Our approach is made up of four phases that cover all the necessary tasks during
an attack.
1. Reconnaissance
2. Scanning
3. Exploitation
4. Fix
It’s appropriate to introduce and discuss how these vulnerabilities and attacks
can be mitigated, thus there is a fix phase to our approach. As a penetration tester
or ethical hacker, you will get several questions after the fact related to how
the discovered vulnerabilities can be fixed. Consider the inclusion of the fix
phase to be a resource to help answer those questions.
Our Targets
Our approach targets three separate, yet related attack vectors: the web server, the
web application, and the web user. For the purpose of this book, we will define
each of these attack vectors as follows:
1. Web server: the application running on an operating system that is hosting
the web application. We are NOT talking about traditional computer hardware
here, but rather the services running on open ports that allow a web
application to be reached by users’ internet browsers. The web server may be
vulnerable to network hacking attempts targeting these services in order to
gain unauthorized access to the web server’s file structure and system files.

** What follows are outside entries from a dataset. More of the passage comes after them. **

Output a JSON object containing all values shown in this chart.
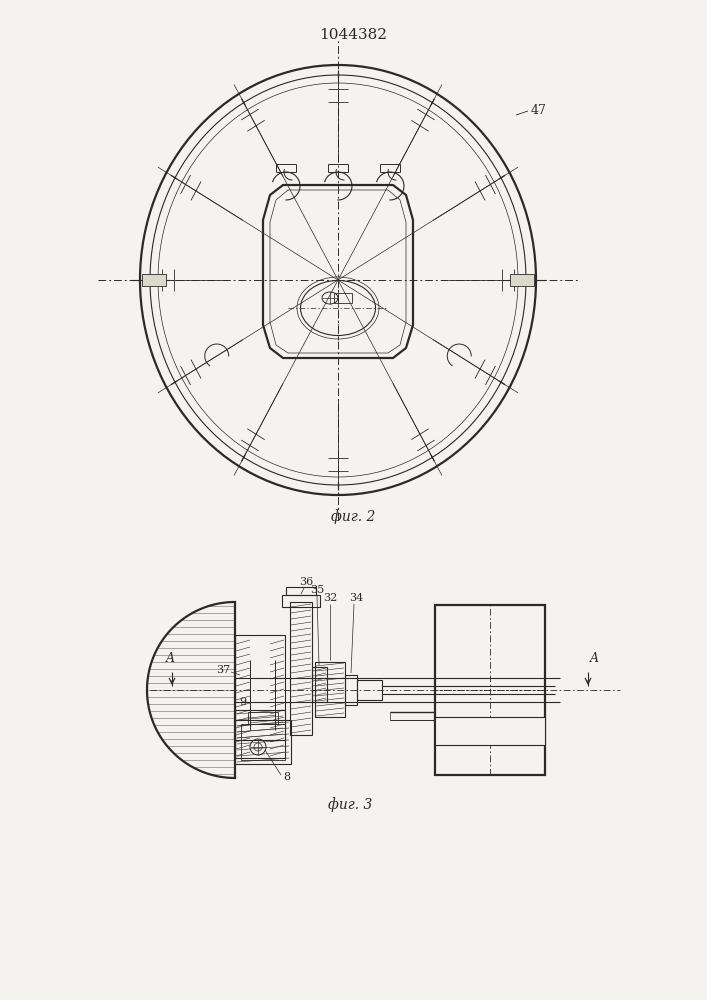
{
  "title": "1044382",
  "fig2_label": "фиг. 2",
  "fig3_label": "фиг. 3",
  "label_47": "47",
  "label_36": "36",
  "label_35": "35",
  "label_32": "32",
  "label_34": "34",
  "label_37": "37",
  "label_8": "8",
  "label_9": "9",
  "label_A": "A",
  "bg_color": "#f5f3ef",
  "line_color": "#2a2a2a",
  "line_width": 0.8,
  "thick_line": 1.6
}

2. Web application: the actual source code running on the web server that provides
the functionality that web users interact with is the most popular
target for web hackers. The web application may be susceptible to a vast collection
of attacks that attempt to perform unauthorized actions within the
web application.
3. Web user: the internal users that manage the web application (administrators
and programmers) and the external users (human clients or customers) of the
web applications are worthy targets of attacks. This is where a cross-site scripting
(XSS) or cross-site request forgery (CSRF) vulnerabilities in the web application
rear their ugly heads. Technical social engineering attacks that target web users
and rely on no existing web application vulnerabilities are also applicable here.

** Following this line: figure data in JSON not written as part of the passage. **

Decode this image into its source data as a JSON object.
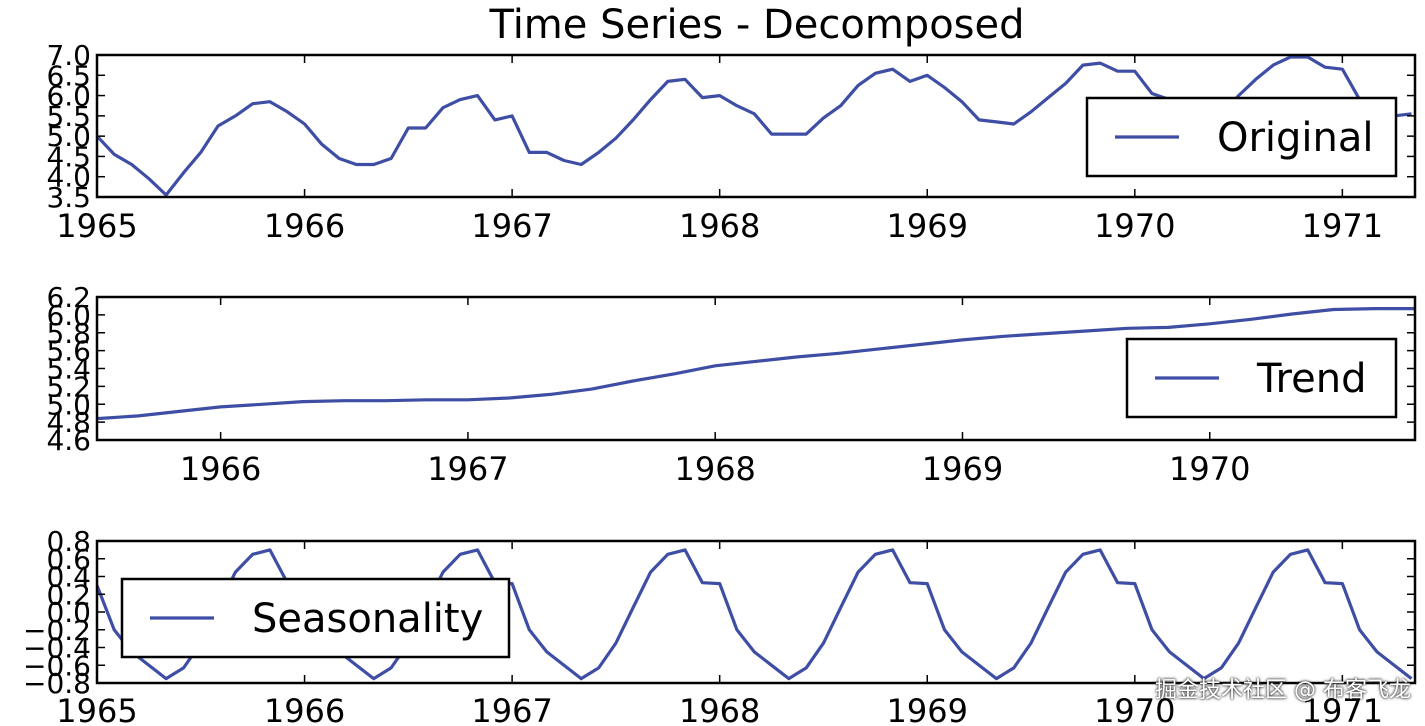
{
  "figure": {
    "title": "Time Series - Decomposed",
    "watermark": "掘金技术社区 @ 布客飞龙"
  },
  "colors": {
    "series": "#3f4ea5",
    "axes": "#000000",
    "background": "#ffffff"
  },
  "chart_data": [
    {
      "type": "line",
      "title": "",
      "xlabel": "",
      "ylabel": "",
      "xlim": [
        1965.0,
        1971.35
      ],
      "ylim": [
        3.5,
        7.0
      ],
      "xticks": [
        1965,
        1966,
        1967,
        1968,
        1969,
        1970,
        1971
      ],
      "yticks": [
        "3.5",
        "4.0",
        "4.5",
        "5.0",
        "5.5",
        "6.0",
        "6.5",
        "7.0"
      ],
      "legend": {
        "position": "right",
        "entries": [
          "Original"
        ]
      },
      "grid": false,
      "series": [
        {
          "name": "Original",
          "x": [
            1965.0,
            1965.083,
            1965.167,
            1965.25,
            1965.333,
            1965.417,
            1965.5,
            1965.583,
            1965.667,
            1965.75,
            1965.833,
            1965.917,
            1966.0,
            1966.083,
            1966.167,
            1966.25,
            1966.333,
            1966.417,
            1966.5,
            1966.583,
            1966.667,
            1966.75,
            1966.833,
            1966.917,
            1967.0,
            1967.083,
            1967.167,
            1967.25,
            1967.333,
            1967.417,
            1967.5,
            1967.583,
            1967.667,
            1967.75,
            1967.833,
            1967.917,
            1968.0,
            1968.083,
            1968.167,
            1968.25,
            1968.333,
            1968.417,
            1968.5,
            1968.583,
            1968.667,
            1968.75,
            1968.833,
            1968.917,
            1969.0,
            1969.083,
            1969.167,
            1969.25,
            1969.333,
            1969.417,
            1969.5,
            1969.583,
            1969.667,
            1969.75,
            1969.833,
            1969.917,
            1970.0,
            1970.083,
            1970.167,
            1970.25,
            1970.333,
            1970.417,
            1970.5,
            1970.583,
            1970.667,
            1970.75,
            1970.833,
            1970.917,
            1971.0,
            1971.083,
            1971.167,
            1971.25,
            1971.333
          ],
          "y": [
            5.0,
            4.55,
            4.3,
            3.95,
            3.55,
            4.1,
            4.6,
            5.25,
            5.5,
            5.8,
            5.85,
            5.6,
            5.3,
            4.8,
            4.45,
            4.3,
            4.3,
            4.45,
            5.2,
            5.2,
            5.7,
            5.9,
            6.0,
            5.4,
            5.5,
            4.6,
            4.6,
            4.4,
            4.3,
            4.6,
            4.95,
            5.4,
            5.9,
            6.35,
            6.4,
            5.95,
            6.0,
            5.75,
            5.55,
            5.05,
            5.05,
            5.05,
            5.45,
            5.75,
            6.25,
            6.55,
            6.65,
            6.35,
            6.5,
            6.2,
            5.85,
            5.4,
            5.35,
            5.3,
            5.6,
            5.95,
            6.3,
            6.75,
            6.8,
            6.6,
            6.6,
            6.05,
            5.9,
            5.55,
            5.55,
            5.55,
            6.0,
            6.4,
            6.75,
            6.95,
            6.95,
            6.7,
            6.65,
            5.9,
            5.6,
            5.5,
            5.55
          ]
        }
      ]
    },
    {
      "type": "line",
      "title": "",
      "xlabel": "",
      "ylabel": "",
      "xlim": [
        1965.5,
        1970.83
      ],
      "ylim": [
        4.6,
        6.2
      ],
      "xticks": [
        1966,
        1967,
        1968,
        1969,
        1970
      ],
      "yticks": [
        "4.6",
        "4.8",
        "5.0",
        "5.2",
        "5.4",
        "5.6",
        "5.8",
        "6.0",
        "6.2"
      ],
      "legend": {
        "position": "right",
        "entries": [
          "Trend"
        ]
      },
      "grid": false,
      "series": [
        {
          "name": "Trend",
          "x": [
            1965.5,
            1965.667,
            1965.833,
            1966.0,
            1966.167,
            1966.333,
            1966.5,
            1966.667,
            1966.833,
            1967.0,
            1967.167,
            1967.333,
            1967.5,
            1967.667,
            1967.833,
            1968.0,
            1968.167,
            1968.333,
            1968.5,
            1968.667,
            1968.833,
            1969.0,
            1969.167,
            1969.333,
            1969.5,
            1969.667,
            1969.833,
            1970.0,
            1970.167,
            1970.333,
            1970.5,
            1970.667,
            1970.833
          ],
          "y": [
            4.84,
            4.87,
            4.92,
            4.97,
            5.0,
            5.03,
            5.04,
            5.04,
            5.05,
            5.05,
            5.07,
            5.11,
            5.17,
            5.26,
            5.34,
            5.43,
            5.48,
            5.53,
            5.57,
            5.62,
            5.67,
            5.72,
            5.76,
            5.79,
            5.82,
            5.85,
            5.86,
            5.9,
            5.95,
            6.01,
            6.06,
            6.07,
            6.07
          ]
        }
      ]
    },
    {
      "type": "line",
      "title": "",
      "xlabel": "",
      "ylabel": "",
      "xlim": [
        1965.0,
        1971.35
      ],
      "ylim": [
        -0.8,
        0.8
      ],
      "xticks": [
        1965,
        1966,
        1967,
        1968,
        1969,
        1970,
        1971
      ],
      "yticks": [
        "−0.8",
        "−0.6",
        "−0.4",
        "−0.2",
        "0.0",
        "0.2",
        "0.4",
        "0.6",
        "0.8"
      ],
      "legend": {
        "position": "left",
        "entries": [
          "Seasonality"
        ]
      },
      "grid": false,
      "series": [
        {
          "name": "Seasonality",
          "x": [
            1965.0,
            1965.083,
            1965.167,
            1965.25,
            1965.333,
            1965.417,
            1965.5,
            1965.583,
            1965.667,
            1965.75,
            1965.833,
            1965.917,
            1966.0,
            1966.083,
            1966.167,
            1966.25,
            1966.333,
            1966.417,
            1966.5,
            1966.583,
            1966.667,
            1966.75,
            1966.833,
            1966.917,
            1967.0,
            1967.083,
            1967.167,
            1967.25,
            1967.333,
            1967.417,
            1967.5,
            1967.583,
            1967.667,
            1967.75,
            1967.833,
            1967.917,
            1968.0,
            1968.083,
            1968.167,
            1968.25,
            1968.333,
            1968.417,
            1968.5,
            1968.583,
            1968.667,
            1968.75,
            1968.833,
            1968.917,
            1969.0,
            1969.083,
            1969.167,
            1969.25,
            1969.333,
            1969.417,
            1969.5,
            1969.583,
            1969.667,
            1969.75,
            1969.833,
            1969.917,
            1970.0,
            1970.083,
            1970.167,
            1970.25,
            1970.333,
            1970.417,
            1970.5,
            1970.583,
            1970.667,
            1970.75,
            1970.833,
            1970.917,
            1971.0,
            1971.083,
            1971.167,
            1971.25,
            1971.333
          ],
          "y": [
            0.3,
            -0.2,
            -0.45,
            -0.6,
            -0.75,
            -0.63,
            -0.35,
            0.05,
            0.45,
            0.65,
            0.7,
            0.33,
            0.32,
            -0.2,
            -0.45,
            -0.6,
            -0.75,
            -0.63,
            -0.35,
            0.05,
            0.45,
            0.65,
            0.7,
            0.33,
            0.32,
            -0.2,
            -0.45,
            -0.6,
            -0.75,
            -0.63,
            -0.35,
            0.05,
            0.45,
            0.65,
            0.7,
            0.33,
            0.32,
            -0.2,
            -0.45,
            -0.6,
            -0.75,
            -0.63,
            -0.35,
            0.05,
            0.45,
            0.65,
            0.7,
            0.33,
            0.32,
            -0.2,
            -0.45,
            -0.6,
            -0.75,
            -0.63,
            -0.35,
            0.05,
            0.45,
            0.65,
            0.7,
            0.33,
            0.32,
            -0.2,
            -0.45,
            -0.6,
            -0.75,
            -0.63,
            -0.35,
            0.05,
            0.45,
            0.65,
            0.7,
            0.33,
            0.32,
            -0.2,
            -0.45,
            -0.6,
            -0.75
          ]
        }
      ]
    }
  ]
}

The vulnerabilities, exploits, and payloads are unique for each of these targets,
so unique tools and techniques are needed to efficiently attack each of them.
Our Tools
For every tool used in this book, there are probably five other tools that can do
the same job. (The same goes for methods, too.) We’ll emphasize the tools that
are the most applicable to beginner web hackers. We recommend these tools not
because they’re easy for beginners to use, but because they’re fundamental tools
that virtually every professional penetration tester uses on a regular basis. It’s
paramount that you learn to use them from the very first day. Some of the tools
that we’ll be using include:
■ Burp Suite, which includes a host of top-notch web hacking tools, is a musthave
for any web hacker and it’s widely accepted as the #1 web hacking tool
collection.
■ Zed Attack Proxy (ZAP) is similar to Burp Suite, but also includes a free vulnerability
scanner that’s applicable to web applications.
■ Network hacking tools such as Nmap for port scanning, Nessus and Nikto for
vulnerability scanning, and Metasploit for exploitation of the web server.
■ And other tools that fill a specific role such as sqlmap for SQL injection,
John the Ripper (JtR) for offline password cracking, and the Social Engineering
Toolkit (SET) for technical social engineering attacks against web users!